In comparison EE’s valuer adopted the EV/EBITDA method (similar to the cash flow method) which values an asset independently of the capital structure of the companies under consideration. Therefore, it has the advantage of being able to compare companies with different debt to equity ratios from the asset and which have different tax rates to the asset. EE’s valuer then discounted the amount in relation to three elements:

  1. an amount for the risk associated with operating under an exclusive agreement for a single customer;
  2. an amount to reflect the regulatory pressures and scrutiny affecting the market; and
  3. an amount to reflect the assumption that the agency could not be assigned once sold to a hypothetical purchaser.

When deciding which valuer had made the correct calculations in relation to the value of the income stream the judge stated that the value of the income stream at the notational date of sale (the date of termination of the agreement) depends on the risks facing the income stream at that time.
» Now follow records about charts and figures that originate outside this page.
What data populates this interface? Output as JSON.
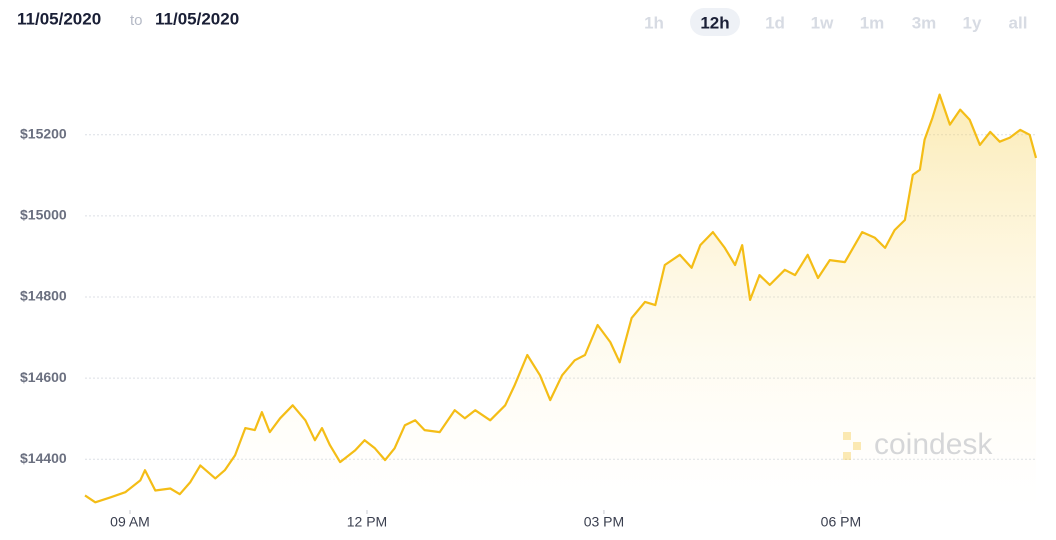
{
  "header": {
    "from": "11/05/2020",
    "to_label": "to",
    "to": "11/05/2020"
  },
  "range_options": [
    "1h",
    "12h",
    "1d",
    "1w",
    "1m",
    "3m",
    "1y",
    "all"
  ],
  "watermark": "coindesk",
  "chart_data": {
    "type": "area",
    "color": "#f4bd16",
    "grid": true,
    "x": [
      8.43,
      8.56,
      8.75,
      8.94,
      9.13,
      9.19,
      9.32,
      9.51,
      9.63,
      9.76,
      9.89,
      10.08,
      10.2,
      10.33,
      10.46,
      10.58,
      10.67,
      10.77,
      10.9,
      11.06,
      11.22,
      11.34,
      11.43,
      11.53,
      11.66,
      11.85,
      11.97,
      12.1,
      12.23,
      12.35,
      12.48,
      12.61,
      12.73,
      12.92,
      13.11,
      13.24,
      13.37,
      13.56,
      13.75,
      13.87,
      14.03,
      14.19,
      14.32,
      14.47,
      14.63,
      14.76,
      14.92,
      15.08,
      15.2,
      15.35,
      15.52,
      15.65,
      15.77,
      15.96,
      16.11,
      16.22,
      16.38,
      16.53,
      16.66,
      16.75,
      16.85,
      16.97,
      17.1,
      17.29,
      17.42,
      17.58,
      17.71,
      17.86,
      18.05,
      18.27,
      18.43,
      18.56,
      18.68,
      18.81,
      18.91,
      19,
      19.06,
      19.16,
      19.25,
      19.38,
      19.51,
      19.63,
      19.76,
      19.89,
      20.01,
      20.14,
      20.27,
      20.39,
      20.47
    ],
    "values": [
      14311,
      14294,
      14306,
      14319,
      14348,
      14373,
      14323,
      14328,
      14314,
      14343,
      14385,
      14353,
      14373,
      14410,
      14477,
      14472,
      14516,
      14467,
      14501,
      14533,
      14496,
      14447,
      14477,
      14435,
      14393,
      14422,
      14447,
      14427,
      14398,
      14427,
      14484,
      14496,
      14472,
      14467,
      14521,
      14501,
      14521,
      14496,
      14533,
      14583,
      14657,
      14607,
      14546,
      14607,
      14644,
      14657,
      14731,
      14689,
      14639,
      14748,
      14788,
      14780,
      14879,
      14904,
      14872,
      14928,
      14960,
      14921,
      14879,
      14928,
      14793,
      14854,
      14830,
      14867,
      14854,
      14904,
      14847,
      14891,
      14886,
      14960,
      14946,
      14921,
      14965,
      14990,
      15101,
      15114,
      15188,
      15242,
      15299,
      15225,
      15262,
      15237,
      15175,
      15207,
      15183,
      15193,
      15212,
      15200,
      15143
    ],
    "xlim": [
      8.43,
      20.47
    ],
    "xticks": [
      {
        "value": 9,
        "label": "09 AM"
      },
      {
        "value": 12,
        "label": "12 PM"
      },
      {
        "value": 15,
        "label": "03 PM"
      },
      {
        "value": 18,
        "label": "06 PM"
      }
    ],
    "ylim": [
      14275,
      15335
    ],
    "yticks": [
      {
        "value": 14400,
        "label": "$14400"
      },
      {
        "value": 14600,
        "label": "$14600"
      },
      {
        "value": 14800,
        "label": "$14800"
      },
      {
        "value": 15000,
        "label": "$15000"
      },
      {
        "value": 15200,
        "label": "$15200"
      }
    ]
  }
}
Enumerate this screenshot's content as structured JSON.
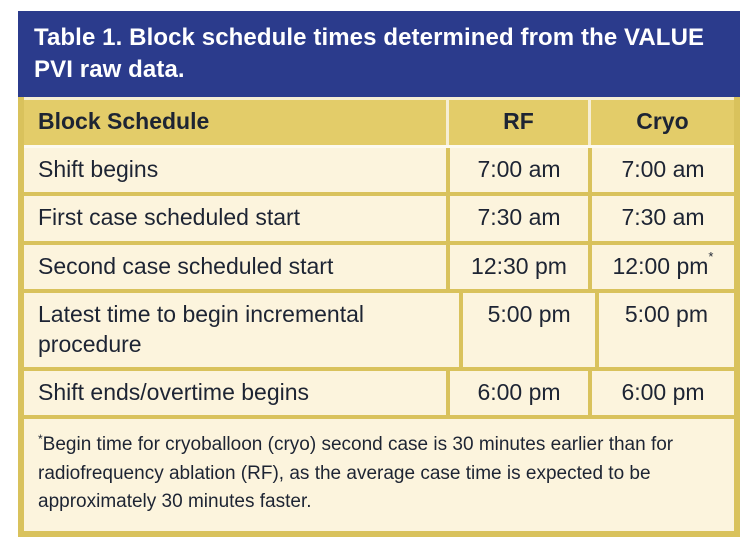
{
  "table": {
    "title": "Table 1. Block schedule times determined from the VALUE PVI raw data.",
    "columns": [
      "Block Schedule",
      "RF",
      "Cryo"
    ],
    "rows": [
      {
        "label": "Shift begins",
        "rf": "7:00 am",
        "cryo": "7:00 am",
        "cryo_sup": ""
      },
      {
        "label": "First case scheduled start",
        "rf": "7:30 am",
        "cryo": "7:30 am",
        "cryo_sup": ""
      },
      {
        "label": "Second case scheduled start",
        "rf": "12:30 pm",
        "cryo": "12:00 pm",
        "cryo_sup": "*"
      },
      {
        "label": "Latest time to begin incremental procedure",
        "rf": "5:00 pm",
        "cryo": "5:00 pm",
        "cryo_sup": ""
      },
      {
        "label": "Shift ends/overtime begins",
        "rf": "6:00 pm",
        "cryo": "6:00 pm",
        "cryo_sup": ""
      }
    ],
    "footnote": {
      "marker": "*",
      "text": "Begin time for cryoballoon (cryo) second case is 30 minutes earlier than for radiofrequency ablation (RF), as the average case time is expected to be approximately 30 minutes faster."
    }
  },
  "colors": {
    "title_band": "#2b3b8c",
    "header_row": "#e3cc69",
    "body_row": "#fcf4dd",
    "frame_gold": "#d9c25c",
    "text_dark": "#1d2433",
    "title_text": "#ffffff"
  }
}
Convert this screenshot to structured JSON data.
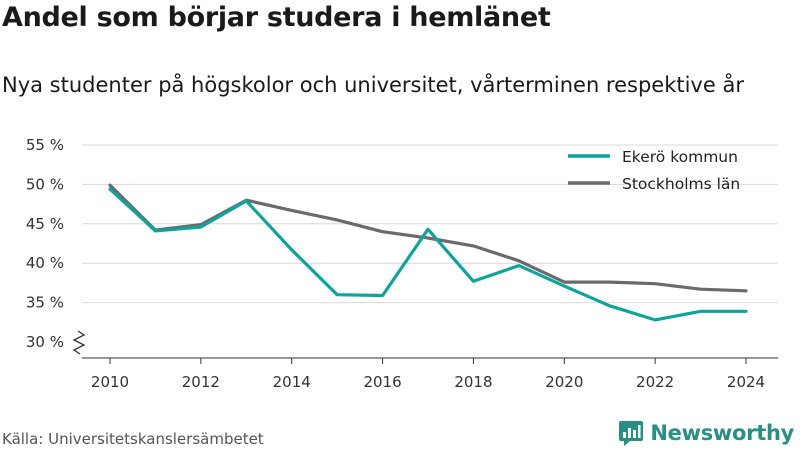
{
  "header": {
    "title": "Andel som börjar studera i hemlänet",
    "subtitle": "Nya studenter på högskolor och universitet, vårterminen respektive år"
  },
  "footer": {
    "source": "Källa: Universitetskanslersämbetet",
    "brand": "Newsworthy",
    "brand_icon": "bar-chart-logo-icon"
  },
  "colors": {
    "ekero": "#0fa39a",
    "stockholm": "#6b6b6e",
    "brand": "#2a8f83",
    "grid": "#d9d9d9"
  },
  "chart_data": {
    "type": "line",
    "title": "Andel som börjar studera i hemlänet",
    "subtitle": "Nya studenter på högskolor och universitet, vårterminen respektive år",
    "xlabel": "",
    "ylabel": "",
    "x": [
      2010,
      2011,
      2012,
      2013,
      2014,
      2015,
      2016,
      2017,
      2018,
      2019,
      2020,
      2021,
      2022,
      2023,
      2024
    ],
    "x_ticks": [
      2010,
      2012,
      2014,
      2016,
      2018,
      2020,
      2022,
      2024
    ],
    "y_ticks": [
      30,
      35,
      40,
      45,
      50,
      55
    ],
    "y_tick_labels": [
      "30 %",
      "35 %",
      "40 %",
      "45 %",
      "50 %",
      "55 %"
    ],
    "ylim": [
      30,
      55
    ],
    "y_axis_break": true,
    "grid": "horizontal",
    "legend_position": "top-right",
    "series": [
      {
        "name": "Ekerö kommun",
        "color": "#0fa39a",
        "values": [
          49.4,
          44.1,
          44.6,
          47.9,
          41.7,
          36.0,
          35.9,
          44.3,
          37.7,
          39.7,
          37.1,
          34.6,
          32.8,
          33.9,
          33.9
        ]
      },
      {
        "name": "Stockholms län",
        "color": "#6b6b6e",
        "values": [
          49.9,
          44.2,
          44.9,
          48.0,
          46.7,
          45.5,
          44.0,
          43.2,
          42.2,
          40.3,
          37.6,
          37.6,
          37.4,
          36.7,
          36.5
        ]
      }
    ]
  }
}
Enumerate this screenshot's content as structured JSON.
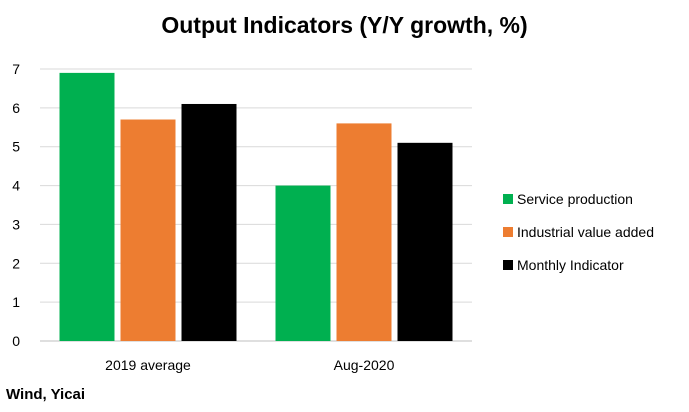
{
  "title": "Output Indicators (Y/Y growth, %)",
  "source": "Wind, Yicai",
  "chart_data": {
    "type": "bar",
    "categories": [
      "2019 average",
      "Aug-2020"
    ],
    "series": [
      {
        "name": "Service production",
        "color": "#00B050",
        "values": [
          6.9,
          4.0
        ]
      },
      {
        "name": "Industrial value added",
        "color": "#ED7D31",
        "values": [
          5.7,
          5.6
        ]
      },
      {
        "name": "Monthly Indicator",
        "color": "#000000",
        "values": [
          6.1,
          5.1
        ]
      }
    ],
    "ylim": [
      0,
      7
    ],
    "yticks": [
      0,
      1,
      2,
      3,
      4,
      5,
      6,
      7
    ],
    "grid": true,
    "legend_position": "right"
  }
}
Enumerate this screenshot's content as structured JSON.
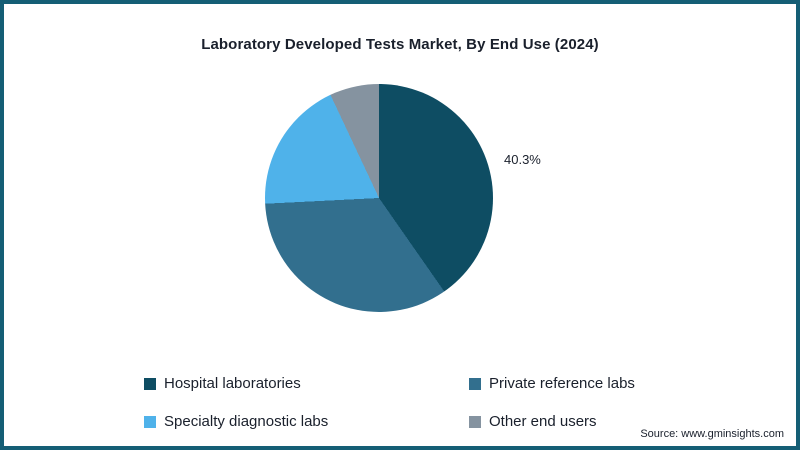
{
  "chart": {
    "title": "Laboratory Developed Tests Market, By End Use (2024)",
    "source": "Source: www.gminsights.com",
    "visible_data_label": "40.3%"
  },
  "chart_data": {
    "type": "pie",
    "title": "Laboratory Developed Tests Market, By End Use (2024)",
    "categories": [
      "Hospital laboratories",
      "Private reference labs",
      "Specialty diagnostic labs",
      "Other end users"
    ],
    "values": [
      40.3,
      33.9,
      18.8,
      7.0
    ],
    "colors": [
      "#0e4d63",
      "#326f8e",
      "#4fb2ea",
      "#8593a0"
    ],
    "data_labels": [
      "40.3%",
      "",
      "",
      ""
    ],
    "legend_position": "bottom",
    "start_angle_deg": 0,
    "direction": "clockwise",
    "annotations": [
      {
        "text": "40.3%",
        "slice": "Hospital laboratories",
        "position": "right-of-pie"
      }
    ],
    "frame_border_color": "#155e75"
  }
}
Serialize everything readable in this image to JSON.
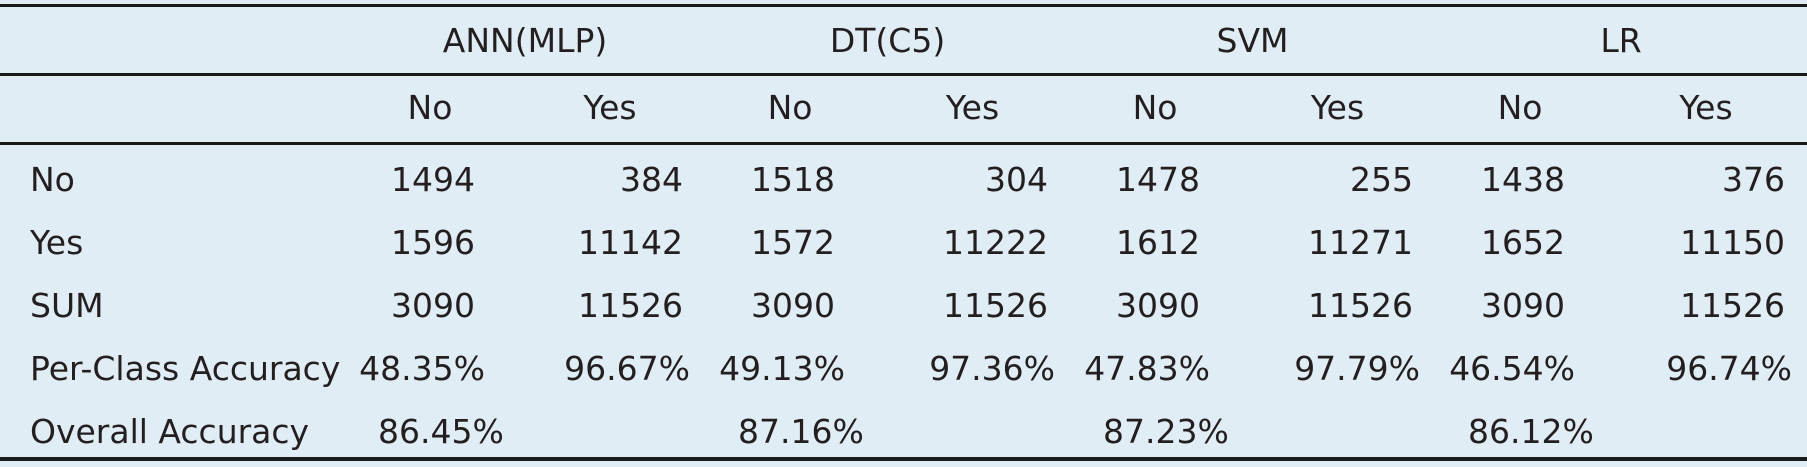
{
  "table": {
    "models": [
      "ANN(MLP)",
      "DT(C5)",
      "SVM",
      "LR"
    ],
    "class_headers": [
      "No",
      "Yes",
      "No",
      "Yes",
      "No",
      "Yes",
      "No",
      "Yes"
    ],
    "rows": [
      {
        "label": "No",
        "values": [
          "1494",
          "384",
          "1518",
          "304",
          "1478",
          "255",
          "1438",
          "376"
        ]
      },
      {
        "label": "Yes",
        "values": [
          "1596",
          "11142",
          "1572",
          "11222",
          "1612",
          "11271",
          "1652",
          "11150"
        ]
      },
      {
        "label": "SUM",
        "values": [
          "3090",
          "11526",
          "3090",
          "11526",
          "3090",
          "11526",
          "3090",
          "11526"
        ]
      },
      {
        "label": "Per-Class Accuracy",
        "values": [
          "48.35%",
          "96.67%",
          "49.13%",
          "97.36%",
          "47.83%",
          "97.79%",
          "46.54%",
          "96.74%"
        ]
      }
    ],
    "overall": {
      "label": "Overall Accuracy",
      "values": [
        "86.45%",
        "87.16%",
        "87.23%",
        "86.12%"
      ]
    }
  },
  "colors": {
    "background": "#e1edf5",
    "rules": "#1a1a1a",
    "text": "#231f20"
  }
}
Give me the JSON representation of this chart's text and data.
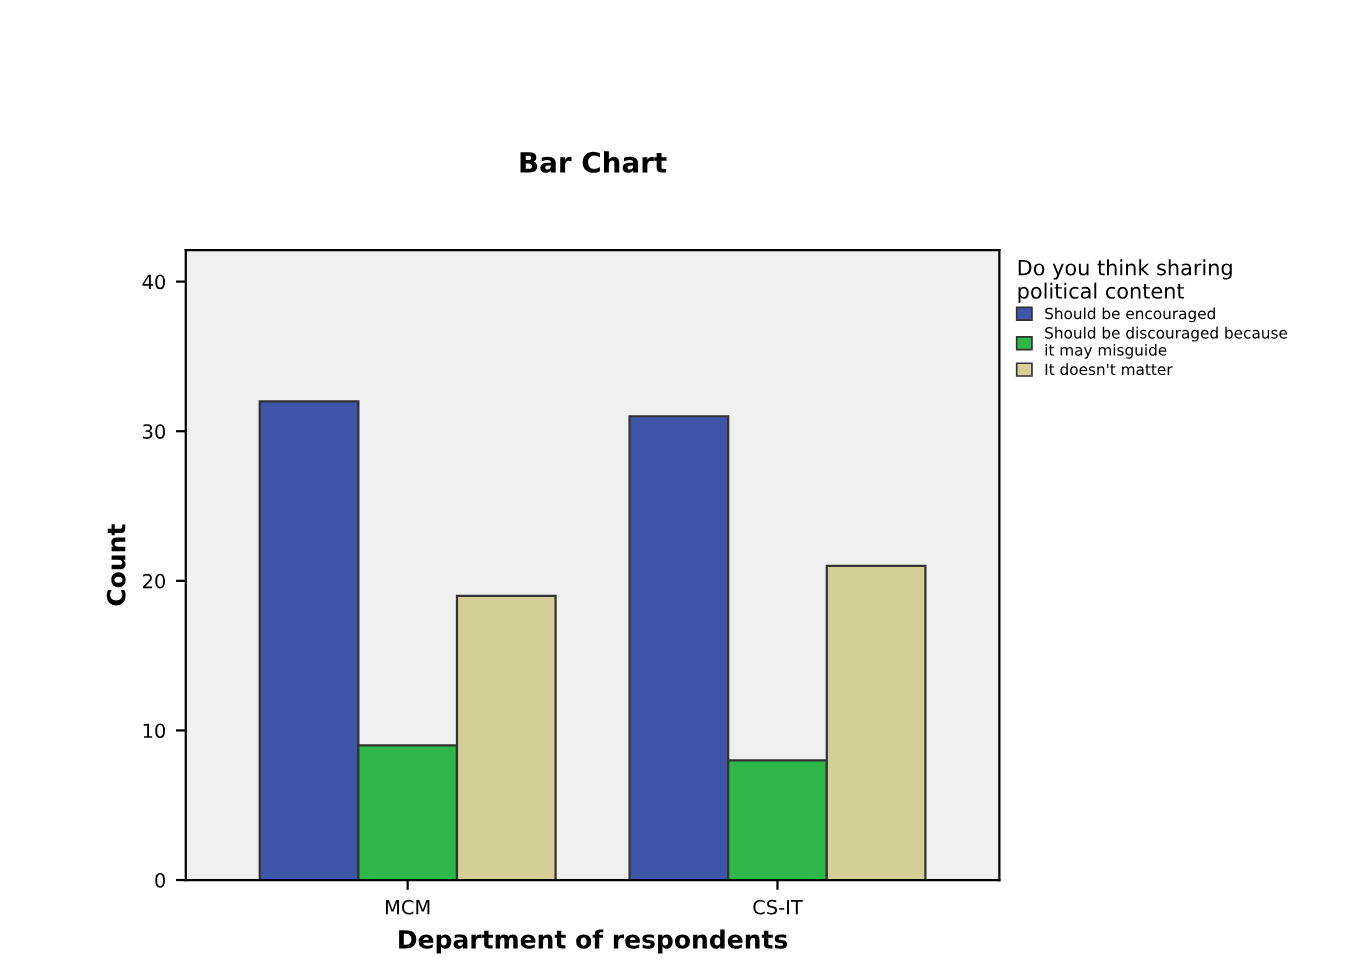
{
  "chart_data": {
    "type": "bar",
    "title": "Bar Chart",
    "xlabel": "Department of respondents",
    "ylabel": "Count",
    "legend_title": "Do you think sharing political content",
    "categories": [
      "MCM",
      "CS-IT"
    ],
    "series": [
      {
        "name": "Should be encouraged",
        "color": "#3f56a8",
        "values": [
          32,
          31
        ]
      },
      {
        "name": "Should be discouraged because it may misguide",
        "color": "#2fb84a",
        "values": [
          9,
          8
        ]
      },
      {
        "name": "It doesn't matter",
        "color": "#d4cf96",
        "values": [
          19,
          21
        ]
      }
    ],
    "ylim": [
      0,
      42.1
    ],
    "yticks": [
      0,
      10,
      20,
      30,
      40
    ],
    "grid": false,
    "legend": "right"
  }
}
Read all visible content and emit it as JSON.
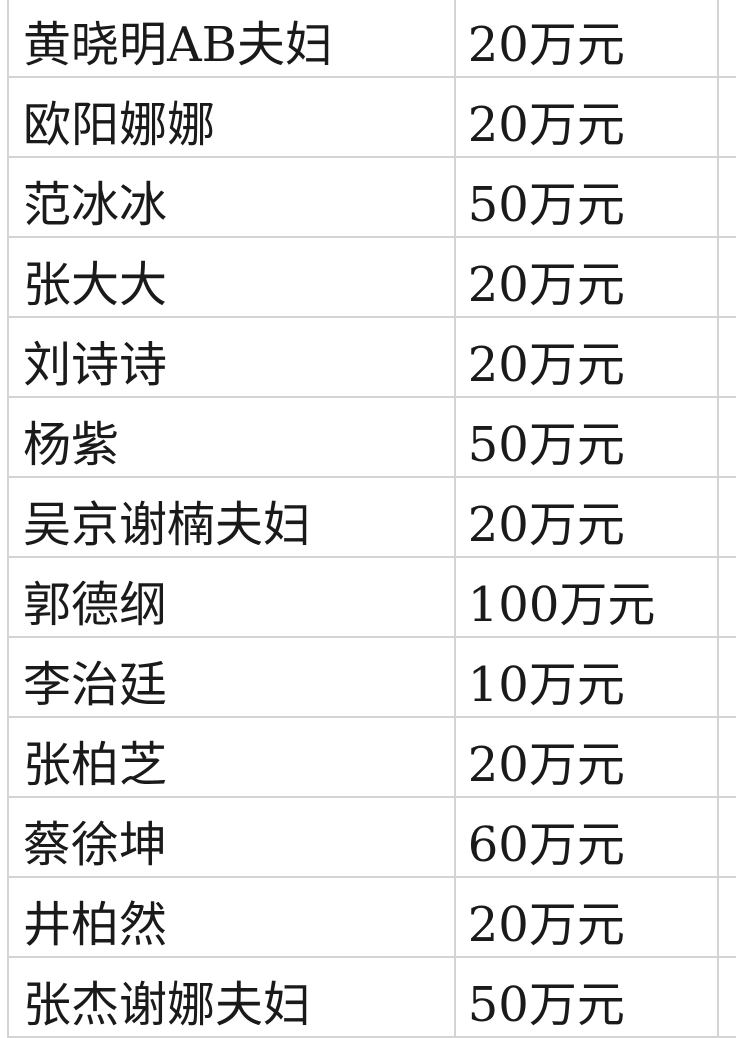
{
  "rows": [
    {
      "name": "黄晓明AB夫妇",
      "amount": "20万元"
    },
    {
      "name": "欧阳娜娜",
      "amount": "20万元"
    },
    {
      "name": "范冰冰",
      "amount": "50万元"
    },
    {
      "name": "张大大",
      "amount": "20万元"
    },
    {
      "name": "刘诗诗",
      "amount": "20万元"
    },
    {
      "name": "杨紫",
      "amount": "50万元"
    },
    {
      "name": "吴京谢楠夫妇",
      "amount": "20万元"
    },
    {
      "name": "郭德纲",
      "amount": "100万元"
    },
    {
      "name": "李治廷",
      "amount": "10万元"
    },
    {
      "name": "张柏芝",
      "amount": "20万元"
    },
    {
      "name": "蔡徐坤",
      "amount": "60万元"
    },
    {
      "name": "井柏然",
      "amount": "20万元"
    },
    {
      "name": "张杰谢娜夫妇",
      "amount": "50万元"
    }
  ]
}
The judge decided that there were three main risks to GDM’s income stream:

  1. the state of the doorstep market for sales – the doorstep market in 2017 was diminishing in the judge’s opinion. When looking at competitor’s doorstep sales, sales were falling and therefore GDM’s growth was unlikely to carry on exponentially.
  2. The relationship between Ofgem and EE – there was no communication between EE and the regulator Ofgem that the cessation of doorstep selling was required. However, the judge considered that it was unrealistic to assume that Ofgem’s interest in and investigation of EE would have had no effect and would have been perceived by a prospective purchaser as having no effect on GDM’s doorstep sales business. The judge thought that if the Ofgem investigation into GDM’s and EE’s activities continued, both parties would have looked to a sales cap being introduced for both parties’ protection. This and the potential cessation of doorstep sales, in the judge’s opinion, would have reduced the value of the agency.
  3. The position of GDM under its contract with EE – even though a compensation claim should not be limited by the prospective termination of an agency agreement by notice or by expiry of a fixed term, the judge in this case thought that GDM’s repeated failure to meet its Key Performance Indicators (KPIs) should not be ignored. Because of this breach EE would have had the right to terminate the contract and such termination would have not led to an entitlement to compensation.

Therefore, the judge found in favour of the method put forward by EE’s valuer due to the fact that it had the advantage of no distortions resulting from the different debt to equity ratios and tax rates compared to its comparisons. The judge agreed with the valuer’s assessment that the multiplier created by the EV/EBITDA should be reduced. He agreed that the fact that GDM only had one principal should be taken into account when valuing the agency due to the increased risk of not having a fully diversified business. He also agreed that regulatory pressures similar to those mentioned above would be highly relevant in a real-world valuation of the agency. However, he did not agree with the valuer that a further discount should be made for the non-assignability of the agency and that this assumption had been made due to an incorrect interpretation of a historic case.

Finally, when deciding how to calculate the future earnings, GDM’s valuer had based his assessment on the management accounts of GDM for the period May 2016 to January 2017. However, in contrast EE’s valuer used a weighted average. This method was strongly contested by GDM for showing a profit figure for the second year of trading that was lower than the actual profit made and for double counting regulatory pressures into the calculation.

The judge did not agree with GDM. Instead, the judge thought that EE’s valuer was correct in concluding that GDM’s growth was largely due to the increase in territory and that the expansion was on its way to stopping. Therefore, the risk in the diminishing returns should have been taken into account.